The strategy layer isn’t quite so superficial, though it does fail to provide any sense of strategy – which is kind of a problem for Project X Zone.
Confusingly you’ll earn both XP and EXP, the latter being the points used to level your characters up. The former, however, acts as a charging meter, rebuilding with each successful strike in a battle.
This XP can then be spent on using abilities. At 100% (it is possible to overcharge the meter beyond that) you can activate a powerful super move, which is unique to each pair of characters and best saved for boss characters.
But outside of battle it can be spent to initiate counters or defence, or enact abilities unique to each individual character. This could be a range boost, a damage buff or a healing effect.
It’s the closest it gets to a typical strategy RPG, but again often feels irrelevant. More often than not you’ll opt simply for striking an opponent over making use of these admittedly helpful abilities.
Things aren’t helped much by the fact that using items does not end a turn, meaning you can quite happily restore a unit’s health simply by scoffing restoration pills – any fear an opponent may have had thus washed away.
Combining The Cast Of Characters
Though enemies become tougher, there’s always a long string of filler opponents too. These weaker types never provide a challenge, but they’re a nuisance all the same.
Optional, perhaps, in the face of an enemy ‘captain’ that must be defeated each time, but what would an RPG be if you didn’t make the most of every EXP grinding opportunity?
This is made worse in later levels where the sheer number of fist-fodder means you have to sit through an untold number of turn skips before you can actually do anything.
Disappointingly even the combination of characters cannot be customised to any great length. Main units come in pre-arranged pairs – Ken and Ryu, for example – while additional Solo characters can be added.
These Solo characters – such as Vashyron from Eternity Of Fate – will be available to summon in battle and provide additional boosts but, as with the rest the system in Project X Zone, has little in the way of logic.
Project X Zone Is All About Fan Service
Being unable to handpick your favourite cast of characters to put together in a single unit impacts on the one thing that Project X Zone does do well; fan service.
And even the way that is done can be painful. The first 10 hours of the game are spent reading tedious lines of text as characters introduce themselves – and then reintroduce themselves – to one another.
The excitement behind the revelation that – say – Frank West is in the game is diluted somewhat when he is then forced to introduce himself to whichever other time-travelling companions he meets along the way.

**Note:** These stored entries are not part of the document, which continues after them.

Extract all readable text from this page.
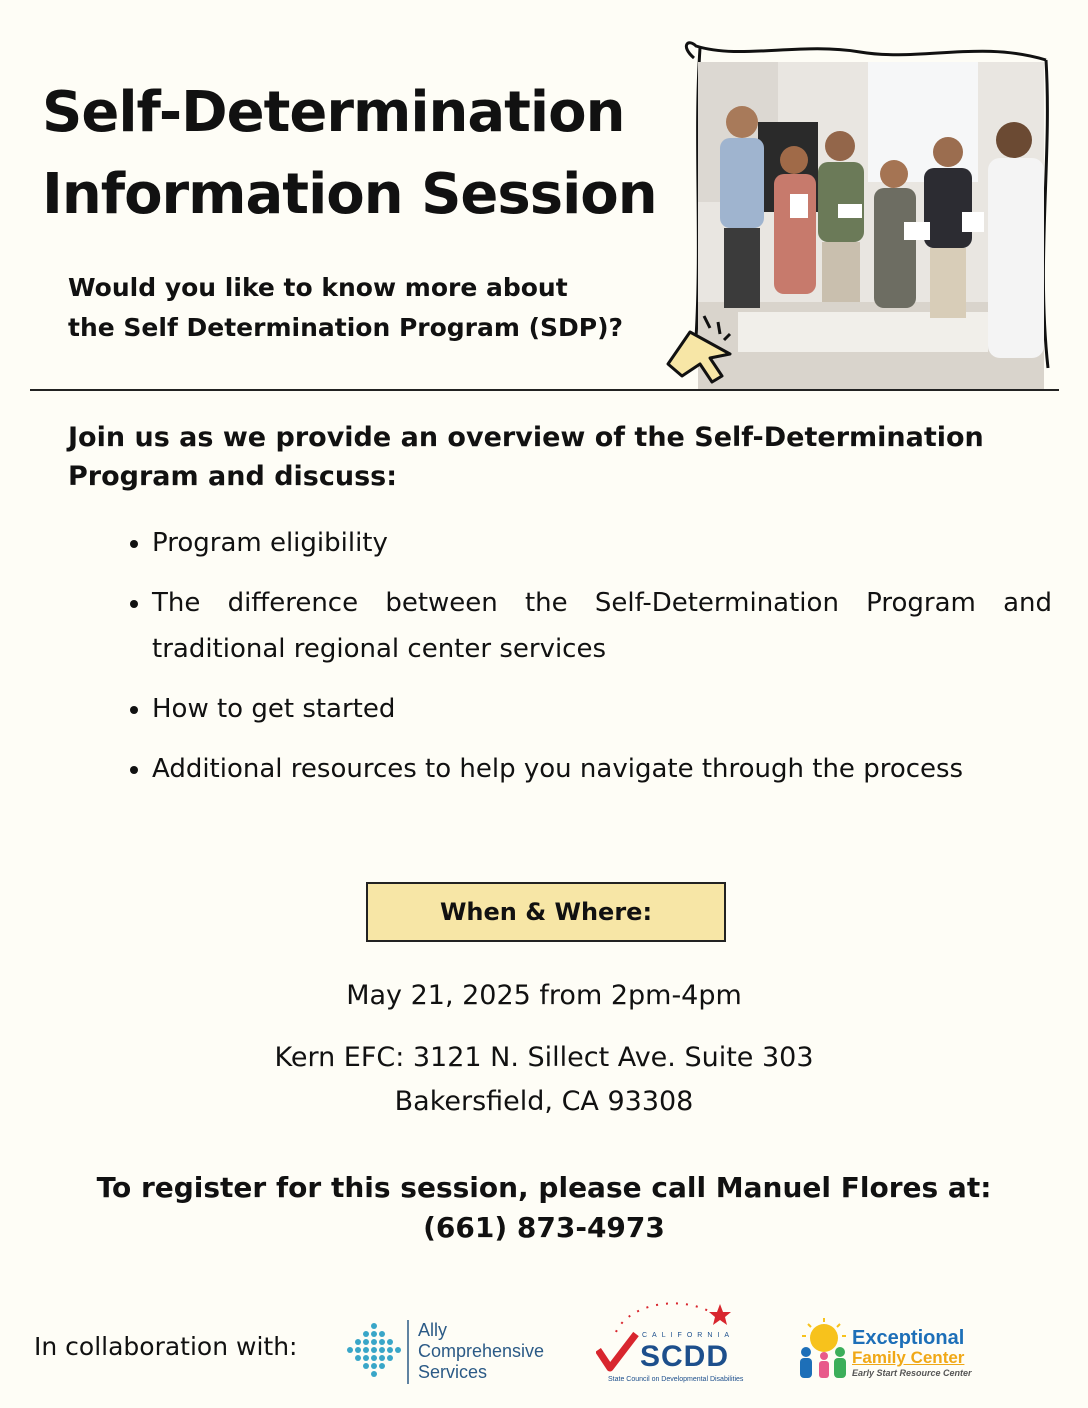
Self-Determination
Information Session

Would you like to know more about
the Self Determination Program (SDP)?

Join us as we provide an overview of the Self-Determination Program and discuss:

• Program eligibility
• The difference between the Self-Determination Program and traditional regional center services
• How to get started
• Additional resources to help you navigate through the process
When & Where:

May 21, 2025 from 2pm-4pm

Kern EFC: 3121 N. Sillect Ave. Suite 303

Bakersfield, CA 93308

To register for this session, please call Manuel Flores at:
(661) 873-4973

In collaboration with:

Ally
Comprehensive
Services
CALIFORNIA
SCDD
State Council on Developmental Disabilities
Exceptional
Family Center
Early Start Resource Center
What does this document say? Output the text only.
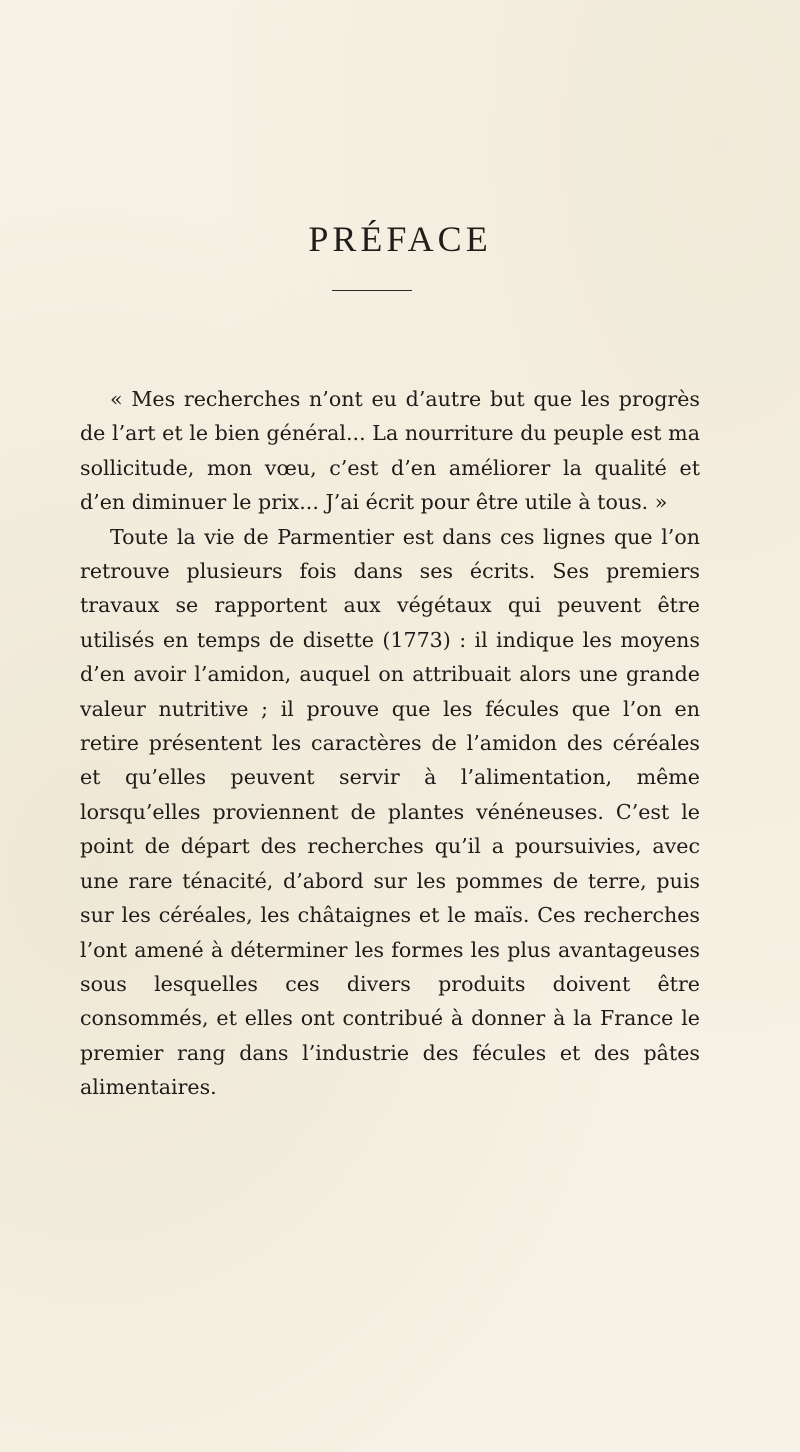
PRÉFACE

« Mes recherches n’ont eu d’autre but que les progrès de l’art et le bien général... La nourriture du peuple est ma sollicitude, mon vœu, c’est d’en améliorer la qualité et d’en diminuer le prix... J’ai écrit pour être utile à tous. »

Toute la vie de Parmentier est dans ces lignes que l’on retrouve plusieurs fois dans ses écrits. Ses premiers travaux se rapportent aux végétaux qui peuvent être utilisés en temps de disette (1773) : il indique les moyens d’en avoir l’amidon, auquel on attribuait alors une grande valeur nutritive ; il prouve que les fécules que l’on en retire présentent les caractères de l’amidon des céréales et qu’elles peuvent servir à l’alimentation, même lorsqu’elles proviennent de plantes vénéneuses. C’est le point de départ des recherches qu’il a poursuivies, avec une rare ténacité, d’abord sur les pommes de terre, puis sur les céréales, les châtaignes et le maïs. Ces recherches l’ont amené à déterminer les formes les plus avantageuses sous lesquelles ces divers produits doivent être consommés, et elles ont contribué à donner à la France le premier rang dans l’industrie des fécules et des pâtes alimentaires.
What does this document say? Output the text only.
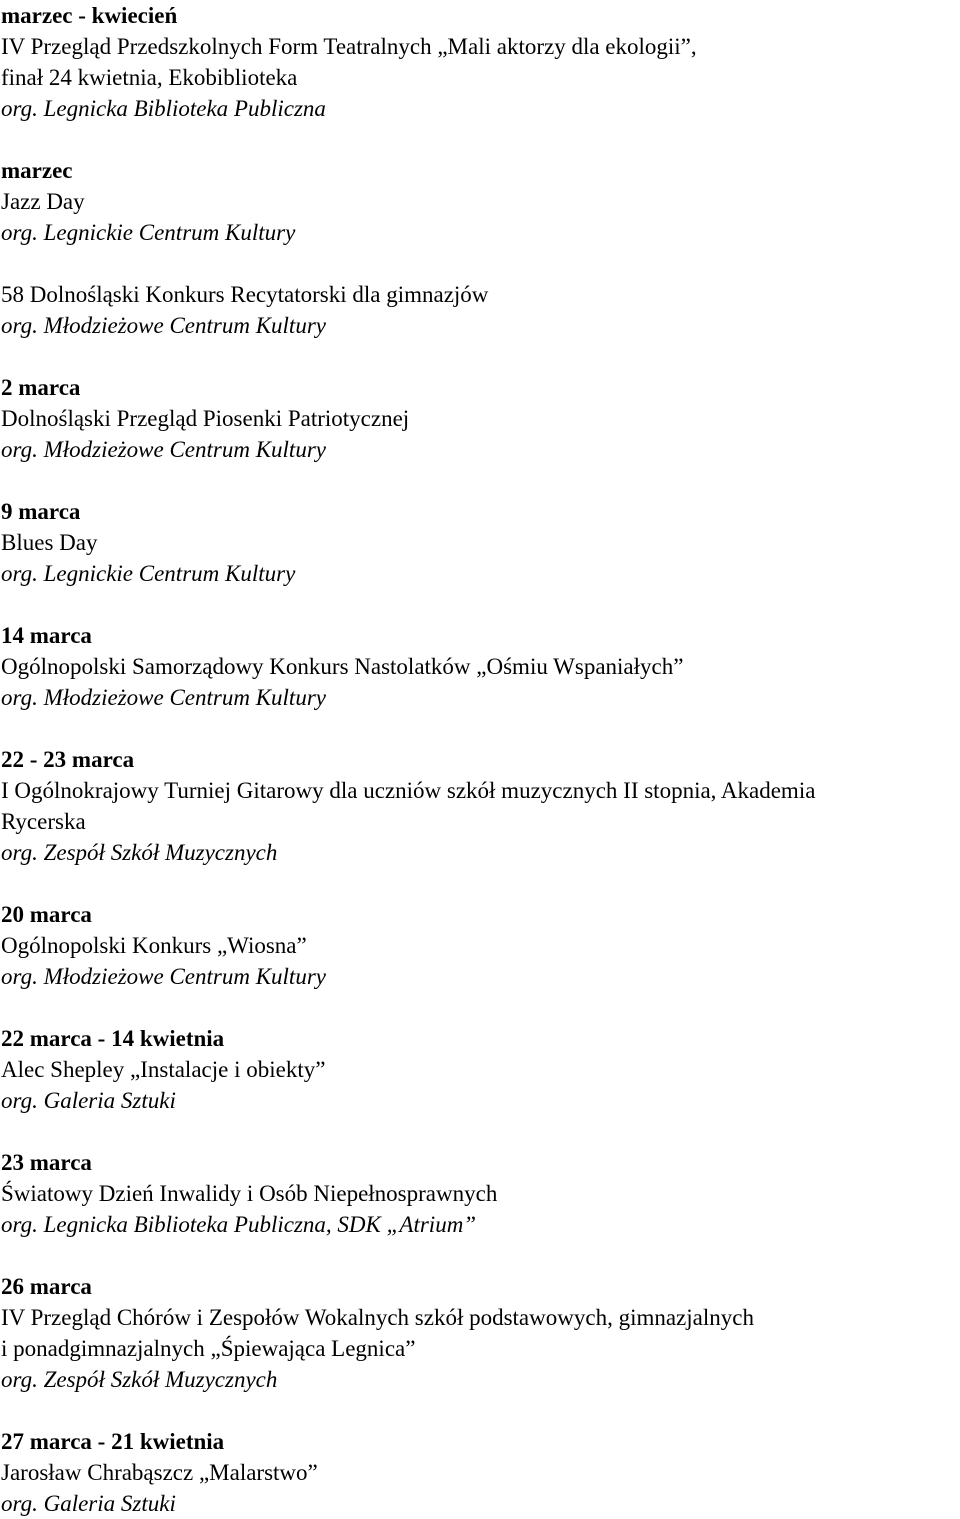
marzec - kwiecień
IV Przegląd Przedszkolnych Form Teatralnych „Mali aktorzy dla ekologii”,
finał 24 kwietnia, Ekobiblioteka
org. Legnicka Biblioteka Publiczna
marzec
Jazz Day
org. Legnickie Centrum Kultury
58 Dolnośląski Konkurs Recytatorski dla gimnazjów
org. Młodzieżowe Centrum Kultury
2 marca
Dolnośląski Przegląd Piosenki Patriotycznej
org. Młodzieżowe Centrum Kultury
9 marca
Blues Day
org. Legnickie Centrum Kultury
14 marca
Ogólnopolski Samorządowy Konkurs Nastolatków „Ośmiu Wspaniałych”
org. Młodzieżowe Centrum Kultury
22 - 23 marca
I Ogólnokrajowy Turniej Gitarowy dla uczniów szkół muzycznych II stopnia, Akademia
Rycerska
org. Zespół Szkół Muzycznych
20 marca
Ogólnopolski Konkurs „Wiosna”
org. Młodzieżowe Centrum Kultury
22 marca - 14 kwietnia
Alec Shepley „Instalacje i obiekty”
org. Galeria Sztuki
23 marca
Światowy Dzień Inwalidy i Osób Niepełnosprawnych
org. Legnicka Biblioteka Publiczna, SDK „Atrium”
26 marca
IV Przegląd Chórów i Zespołów Wokalnych szkół podstawowych, gimnazjalnych
i ponadgimnazjalnych „Śpiewająca Legnica”
org. Zespół Szkół Muzycznych
27 marca - 21 kwietnia
Jarosław Chrabąszcz „Malarstwo”
org. Galeria Sztuki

And it’s not just Frank West. Everyone has to explain who they are, where they’re from and why they’re on the good side on more than one occasion and it gets excessive.
Sure, there are times that it is genuinely funny and knowing, such as the irritation felt by Soma and Alisa as they explain they’re God Eaters, not Gods Eaters.
But those times are few and far between; in all likelihood you’ll end up missing these moments as you quickly realise it’s far better to skip all that nonsense than wade through such repetitive dialogue.
So, no, fan service is not enough.
Project X Zone provides a threadbare strategy RPG with a selection of your favourite characters. It’s concept as a crossover is fine, commendable even, but there needs to be a game worth playing before any of that fan service really shines.
Project X Zone, sadly, fails in this regard and it’s impossible to recommend when the 3DS has been receiving such a stellar line-up of RPGs recently, least of which being Fire Emblem: Awakening – a superlative example of the genre.